Last year I started seeing Psalm 139:14 everywhere: on mugs, wall hangings, scripture cards, daily verses, etc.
I praise you because I am fearfully and wonderfully made;
Your works are wonderful, I know that full well.
It finally hit me: my daughter is exactly who God wants her to be. She is fearfully and wonderfully made!
Instead of praying and asking God to change her, I needed to be praying for God to change me, to show me how she learns, how to teach her, and for the help I need.
Once I started praying that way, everything changed. I began to discover other moms, whom I already knew, whose children have some similar learning difficulties. They’ve become a wealth of information and encouragement. I’ve also been handed educational resources that help with schooling.

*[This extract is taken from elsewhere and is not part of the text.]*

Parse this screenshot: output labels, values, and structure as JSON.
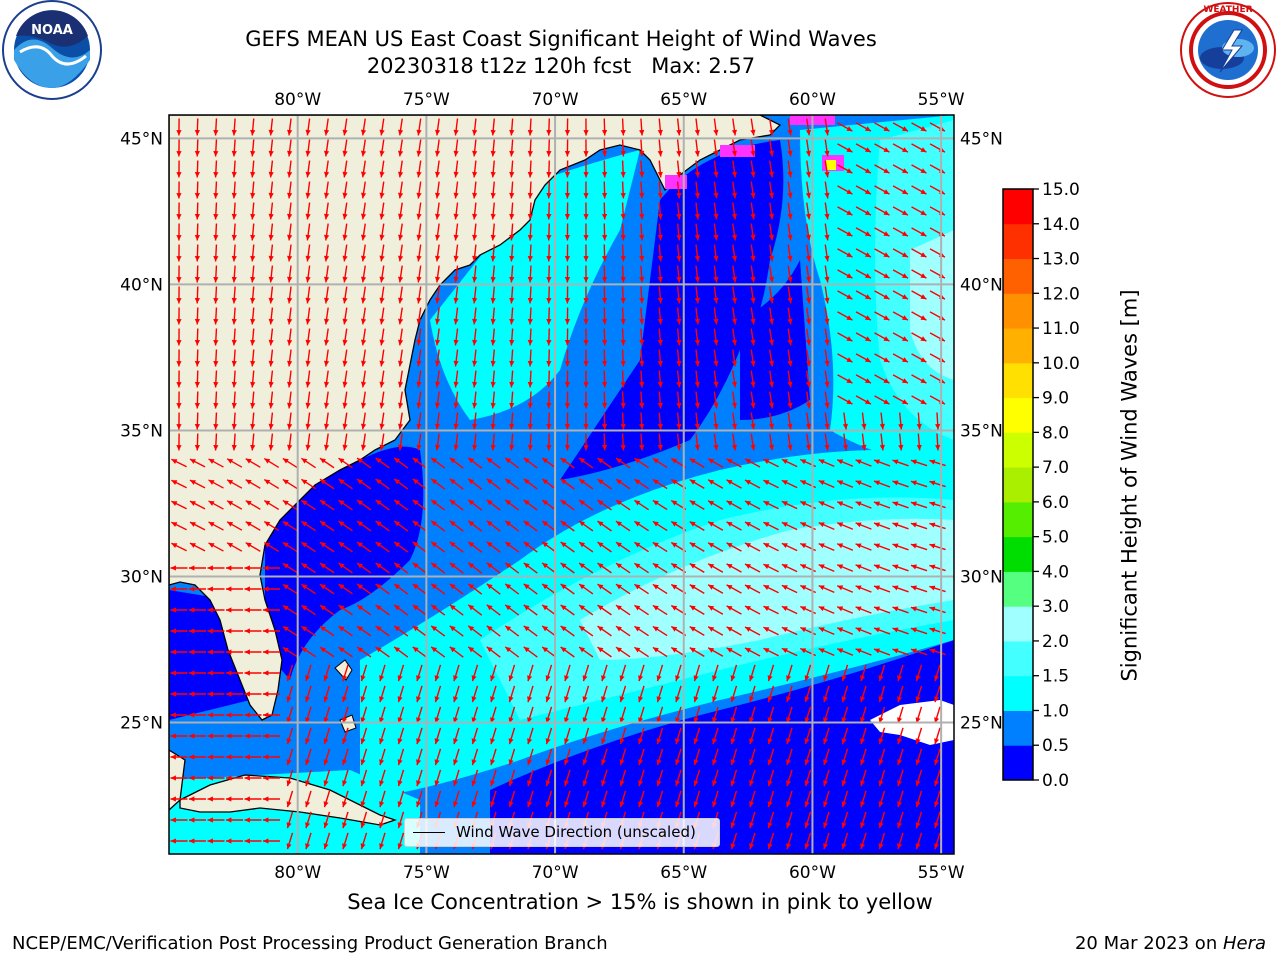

Most importantly, God has let me see who my daughter truly is – to enjoy and appreciate her instead of trying to fit her into a box. She has such joy. She loves life and gets excited over the littlest things. She is very affectionate and has an endless imagination. Best of all, she loves Jesus, she talks about Him all the time, sings songs of praise, does “Bible Study” with her stuffed animals, carries around tracts and missionary cards in all her backpacks, and prays continually.
Isn’t that what really matters? HE has always been most important. Even if she doesn’t understand a lot of other things yet, she knows there is a God who loves her, listens to her prayers, and whom she needs to share with others.
Teaching my daughter definitely looks different now. While doubts still creep in, most days I know and believe we are right where God wants us, and that He is going to guide and direct us every step of the way.
He has big and beautiful plans for her!